Kein Wunder, dass die Erwartungen hoch flogen, als es Gauck, nach einer erfolglosen Kandidatur im Jahr 2010, nach zwei Jahre noch ins Amt schaffte. Die Junge Freiheit jauchzte: »Die verbliebenen Rechten und Konservativen (…) erhoffen sich, dass Gauck den Staatsschlitten bei rasender Fahrt von der tödlichen Piste bugsiert.«

Diese Erwartung konnte er nicht erfüllen. »Fehlende intellektuelle Tiefe«, attestierte ihm Bundestagspräsident Norbert Lammert (CDU). Die Zielgruppe, die der gelernte Pastor jahrelang als Politprediger unterhalten hatte, ist oft direkt zur AfD oder zu Pegida weitergezogen – Gauck aber saß in Amt und Würden fest.
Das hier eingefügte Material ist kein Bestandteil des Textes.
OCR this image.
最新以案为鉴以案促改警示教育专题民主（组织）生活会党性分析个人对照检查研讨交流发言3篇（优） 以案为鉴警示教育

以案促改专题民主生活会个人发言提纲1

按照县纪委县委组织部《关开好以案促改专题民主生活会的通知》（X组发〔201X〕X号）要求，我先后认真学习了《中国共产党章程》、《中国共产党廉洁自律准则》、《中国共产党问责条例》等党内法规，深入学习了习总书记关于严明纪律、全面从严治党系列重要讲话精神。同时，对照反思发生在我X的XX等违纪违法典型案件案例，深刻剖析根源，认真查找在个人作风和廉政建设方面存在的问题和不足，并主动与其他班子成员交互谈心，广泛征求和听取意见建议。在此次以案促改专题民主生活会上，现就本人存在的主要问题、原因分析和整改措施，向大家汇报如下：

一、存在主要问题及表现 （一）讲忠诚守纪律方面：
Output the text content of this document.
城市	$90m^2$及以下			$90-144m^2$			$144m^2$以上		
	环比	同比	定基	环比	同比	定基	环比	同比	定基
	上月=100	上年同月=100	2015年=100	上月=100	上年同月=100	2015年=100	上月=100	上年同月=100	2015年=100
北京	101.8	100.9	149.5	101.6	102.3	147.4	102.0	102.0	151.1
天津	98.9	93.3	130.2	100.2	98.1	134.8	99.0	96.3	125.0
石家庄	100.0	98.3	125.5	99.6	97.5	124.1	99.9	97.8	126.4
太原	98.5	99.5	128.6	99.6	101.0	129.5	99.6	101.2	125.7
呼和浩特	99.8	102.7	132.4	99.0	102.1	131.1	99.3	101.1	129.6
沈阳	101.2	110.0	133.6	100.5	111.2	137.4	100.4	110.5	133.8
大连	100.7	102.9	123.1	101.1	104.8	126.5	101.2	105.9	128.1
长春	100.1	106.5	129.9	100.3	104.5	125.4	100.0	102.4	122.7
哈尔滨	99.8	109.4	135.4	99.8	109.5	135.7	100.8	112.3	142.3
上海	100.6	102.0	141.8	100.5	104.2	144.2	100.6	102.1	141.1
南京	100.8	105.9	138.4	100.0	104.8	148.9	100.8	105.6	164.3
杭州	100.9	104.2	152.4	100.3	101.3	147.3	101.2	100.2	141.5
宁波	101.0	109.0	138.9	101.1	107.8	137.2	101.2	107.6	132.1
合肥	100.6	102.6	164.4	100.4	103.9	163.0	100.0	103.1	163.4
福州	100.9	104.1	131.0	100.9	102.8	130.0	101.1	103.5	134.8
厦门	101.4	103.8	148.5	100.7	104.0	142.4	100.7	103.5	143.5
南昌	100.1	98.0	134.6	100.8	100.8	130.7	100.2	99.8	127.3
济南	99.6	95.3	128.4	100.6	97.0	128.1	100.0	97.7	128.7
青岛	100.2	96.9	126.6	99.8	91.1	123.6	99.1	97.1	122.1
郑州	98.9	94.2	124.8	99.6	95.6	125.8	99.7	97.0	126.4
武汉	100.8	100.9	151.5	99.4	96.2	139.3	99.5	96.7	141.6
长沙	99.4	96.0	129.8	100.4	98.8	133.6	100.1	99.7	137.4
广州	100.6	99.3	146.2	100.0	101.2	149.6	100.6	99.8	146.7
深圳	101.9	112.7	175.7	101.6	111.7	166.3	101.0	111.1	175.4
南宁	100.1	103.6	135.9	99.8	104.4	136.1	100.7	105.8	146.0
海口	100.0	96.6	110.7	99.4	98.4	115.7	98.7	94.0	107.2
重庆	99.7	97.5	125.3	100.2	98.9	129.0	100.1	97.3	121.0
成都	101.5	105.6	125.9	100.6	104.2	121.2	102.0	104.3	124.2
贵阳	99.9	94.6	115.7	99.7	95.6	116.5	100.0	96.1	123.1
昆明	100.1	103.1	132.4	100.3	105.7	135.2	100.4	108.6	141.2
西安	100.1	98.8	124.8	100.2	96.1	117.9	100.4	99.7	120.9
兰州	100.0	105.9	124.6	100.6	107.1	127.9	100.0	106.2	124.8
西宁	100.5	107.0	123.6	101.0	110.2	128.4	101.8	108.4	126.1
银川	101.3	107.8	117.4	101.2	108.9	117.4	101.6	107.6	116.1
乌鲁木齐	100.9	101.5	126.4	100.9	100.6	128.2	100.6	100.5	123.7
So blieb ihm nur, die »Glückssucht« der Bevölkerung zu geißeln und klarzumachen, wessen Pfaffe er nun ist: der der Garnison. Die Bundeswehr, sie sollte Gaucks späte, große Liebe werden.

Die Linke, die wohl vergessen hat, dass die Funktion des 2010 von Grünen und der SPD aufgestellten Gauck nur die eigene Demütigung war, schwelgt in Blütenträumen. Die Parteichefs Katja Kipping und Bernd Riexinger haben am Montag die beiden Parteien aufgefordert, »einen gemeinsamen Kandidaten« zu benennen. Dominic Heilig, Sprecher des »Forums demokratischer Sozialismus« in Der Linken, hofft im Neuen Deutschland auf ein »Wunder«.

Wenn es mit der Regierung nicht mehr klappt, dann vielleicht wenigstens mit dem Grüßaugust.